Closed sfirke closed 7 years ago

sfirke commented 7 years ago

It was brought up in #47 that people making future requests or wanting to contribute might not know what's in scope for a package or planned for the future (and what's a high or low priority).

Where/how do you plan or talk about what is next for a package? I find single GitHub issues to be too narrow and a set of GitHub issues to be too fragmented for these conversations. I'd like some open way to show people the big picture (and specific plans) for what I'm thinking for short, medium-, and long-term direction and features. Then others could chime in. I could use it to prioritize my own development time, point people to it who want to make a contribution, and direct others there re: feature requests so they can see what I'm thinking (and thus how something might be in or out of scope).

sckott commented 7 years ago

@sfirke Do you ever use milestones? I group my issues in milestones, and often point people to a milestone so they can see what's planned for each CRAN push. However, this doesn't deal with what's in and out of scope

MilesMcBain commented 7 years ago

I was stalking @krlmlr's taskboard for Tibble recently and it was pretty informative.

stephlocke commented 7 years ago

+1 on milestones and projects

I especially like the projects boards as I'm used to working kanban style

sfirke commented 7 years ago

I have never used milestones or projects/taskboards, both look useful - thanks for the recs! These look good for managing and displaying upcoming features. Does anyone have a place to have big discussions about the soul or major direction of a package?

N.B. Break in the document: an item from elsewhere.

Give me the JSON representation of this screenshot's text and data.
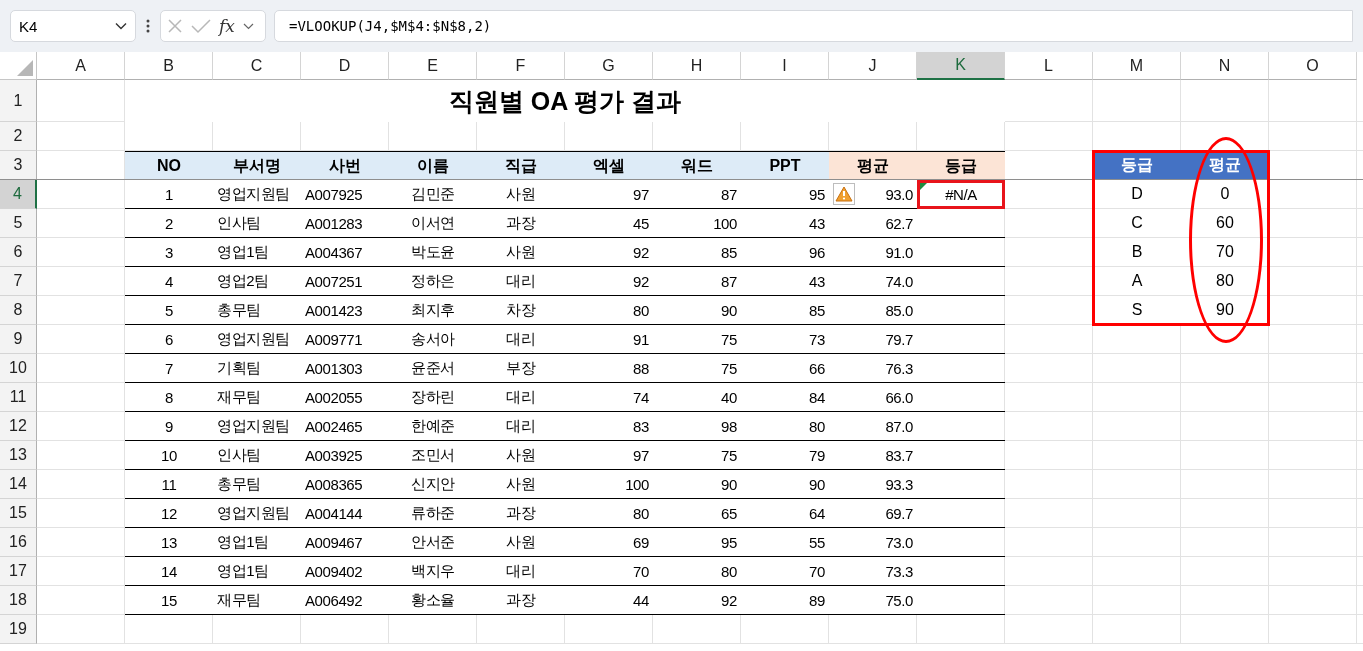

sckott commented 7 years ago

Discussion forums could work. If its an ropensci pkg, then https://discuss.ropensci.org/

stephlocke commented 7 years ago

@sfirke I'm currently using question tagged github issues as the means for soliciting discussion and I guess these unconf issues are the embodiment of using github to have big discussions about the major directions of a package :D

FWIW it has advantages of keeping everything local to the project, doesn't get lost like slack messages, and doesn't add any extra burden to you as the project owner

sfirke commented 7 years ago

Milestones, taskboards, projects, issues: this one is covered IMO.